Un aspetto non trascurabile della malattia di Parkinson è la possibile comparsa di una sindrome dementigena. I dati in letteratura esprimono una prevalenza tra il 24 e il 31% e la presenza del problema nel 10% dei pazienti sviluppa demenza nel corso. Il criterio diagnostico adottato è quello della task force della Movement Disorders Society per cui la demenza come sindrome viene identificata per la presenza di un deficit in almeno due domini cognitivi (attenzione, funzioni esecutive, funzioni visuo-spaziali, memoria di richiamo). La presenza di sintomi comportamentali quali apatia, depressione, ansia, allucinazioni, deliri o eccessiva sonnolenza diurna è criterio aggiuntivo per la diagnosi. La buona pratica clinica suggerisce, in presenza di demenza, la sospensione di farmaci potenzialmente dannosi (soprattutto gli anticolinergici) e la identificazione di eventuali fattori precipitanti (infezioni, disidratazione, squilibri elettrolitici, lesioni cerebrali acquisite) soprattutto nei casi ad esordio rapido. La semplificazione della terapia dopaminergica, possibilmente utilizzando solo L-dopa, può essere considerato un giusto approccio anche se non documentato da studi formali.
La revisione della letteratura ha evidenziato:
- La rivastigmina può essere considerata per il trattamento della demenza nella malattia di Parkinson (D).
- Il donepezil può essere considerato per il trattamento della demenza nella malattia di Parkinson, ma ulteriori studi sono necessari per individuare la dose efficace (D).
- Entrambi i farmaci devono essere forniti solamente in unità con sufficiente esperienza nella diagnosi e monitorando attentamente i possibili benefici e i rischi. In particolare la diagnosi di demenza nella malattia di Parkinson deve essere in accordo con i criteri clinici e gli strumenti neuropsicologici previsti dalla task force della MDS (GPP)
- Non ci sono dati conclusivi per gli altri inibitori della acetilcolinesterasi.
- Le prove non sono sufficienti a formulare una raccomandazione sull’uso della memantina per il trattamento della demenza in pazienti con malattia di Parkinson, sebbene il farmaco appaia essere ben tollerato.
- In pazienti con malattia di Parkinson e deterioramento cognitivo devono essere ricercate eventuali cause trattabili di demenza e, se presenti, trattate (GPP).
- Dovrebbe essere presa in considerazione l’esclusione di qualsiasi altro farmaco non antiparkinsoniano che agisce sul sistema nervoso centrale, e la sospensione di farmaci anticolinergici, amantadina, inibitori delle MAO-B, inibitori delle COMT e agonisti della dopamina (GPP).

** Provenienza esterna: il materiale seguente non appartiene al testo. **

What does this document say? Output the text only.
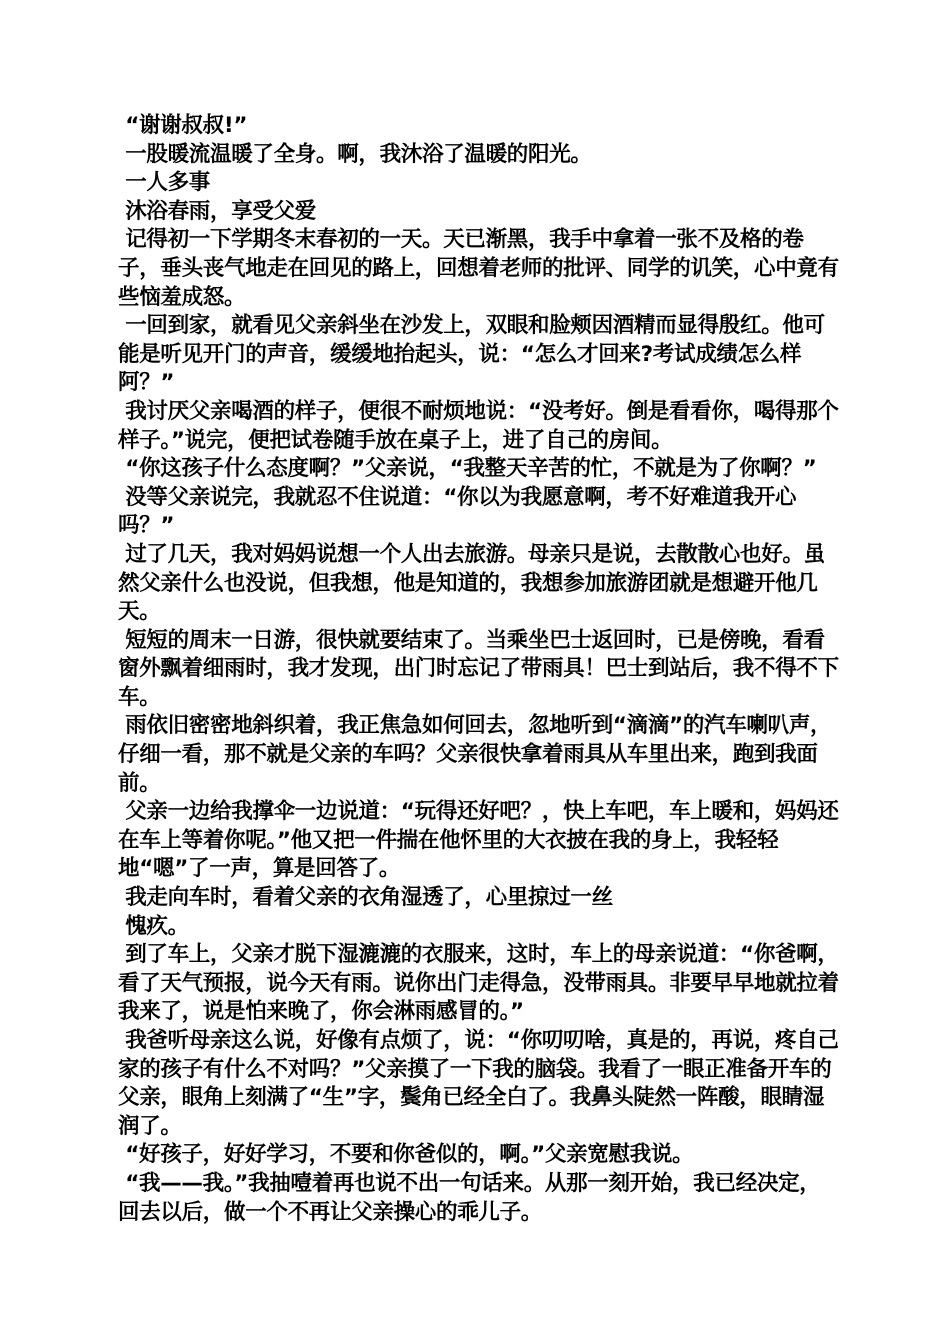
“谢谢叔叔!”

一股暖流温暖了全身。啊，我沐浴了温暖的阳光。

一人多事

沐浴春雨，享受父爱

记得初一下学期冬末春初的一天。天已渐黑，我手中拿着一张不及格的卷子，垂头丧气地走在回见的路上，回想着老师的批评、同学的讥笑，心中竟有些恼羞成怒。

一回到家，就看见父亲斜坐在沙发上，双眼和脸颊因酒精而显得殷红。他可能是听见开门的声音，缓缓地抬起头，说：“怎么才回来?考试成绩怎么样阿？”

我讨厌父亲喝酒的样子，便很不耐烦地说：“没考好。倒是看看你，喝得那个样子。”说完，便把试卷随手放在桌子上，进了自己的房间。

“你这孩子什么态度啊？”父亲说，“我整天辛苦的忙，不就是为了你啊？”

没等父亲说完，我就忍不住说道：“你以为我愿意啊，考不好难道我开心吗？”

过了几天，我对妈妈说想一个人出去旅游。母亲只是说，去散散心也好。虽然父亲什么也没说，但我想，他是知道的，我想参加旅游团就是想避开他几天。

短短的周末一日游，很快就要结束了。当乘坐巴士返回时，已是傍晚，看看窗外飘着细雨时，我才发现，出门时忘记了带雨具！巴士到站后，我不得不下车。

雨依旧密密地斜织着，我正焦急如何回去，忽地听到“滴滴”的汽车喇叭声，仔细一看，那不就是父亲的车吗？父亲很快拿着雨具从车里出来，跑到我面前。

父亲一边给我撑伞一边说道：“玩得还好吧？，快上车吧，车上暖和，妈妈还在车上等着你呢。”他又把一件揣在他怀里的大衣披在我的身上，我轻轻地“嗯”了一声，算是回答了。

我走向车时，看着父亲的衣角湿透了，心里掠过一丝

愧疚。

到了车上，父亲才脱下湿漉漉的衣服来，这时，车上的母亲说道：“你爸啊，看了天气预报，说今天有雨。说你出门走得急，没带雨具。非要早早地就拉着我来了，说是怕来晚了，你会淋雨感冒的。”

我爸听母亲这么说，好像有点烦了，说：“你叨叨啥，真是的，再说，疼自己家的孩子有什么不对吗？”父亲摸了一下我的脑袋。我看了一眼正准备开车的父亲，眼角上刻满了“生”字，鬓角已经全白了。我鼻头陡然一阵酸，眼睛湿润了。

“好孩子，好好学习，不要和你爸似的，啊。”父亲宽慰我说。

“我——我。”我抽噎着再也说不出一句话来。从那一刻开始，我已经决定，回去以后，做一个不再让父亲操心的乖儿子。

Sulla base degli studi condotti il profilo rischio-beneficio degli inibitori delle colinesterasi nel trattamento della demenza nella malattia di Parkinson deve essere approfondito. Ulteriori studi sono necessari per una migliore caratterizzazione dei pazienti più responsivi e sulla tipologia di disturbo cognitivo più responsivo all’intervento farmacologico. Ulteriori studi sono necessari per misurare l’efficacia della memantina e dei altri farmaci con attività antiglutamatergica. Ulteriori studi sono necessari sulla eventuale efficacia di interventi non farmacologici (riabilitativi, occupazionali, altri) sui disturbi cognitivi nei pazienti affetti da demenza associata al Parkinson.
Un problema dalle proporzioni drammatiche, di difficile gestione per il sistema familiare, spesso non supportato da un intervento efficiente ed efficace del territorio. La demenza nel Parkinson è problema non trascurabile. Non solo per le difficoltà diagnostiche differenziali, ma anche per l’attuale assenza di lavori sufficientemente EBM che dimostrino la reale efficace di questo o quel farmaco o classe di farmaco. Tenuto conto anche della non facile maneggevolezza dei prodotti a disposizione, dei possibili effetti collaterali, delle difficoltà prescrittive è evidente come la decisione di trattare farmacologicamente quest’aspetto della malattia richieda oculatezza e buon senso, nel rispetto dell’integrità del paziente.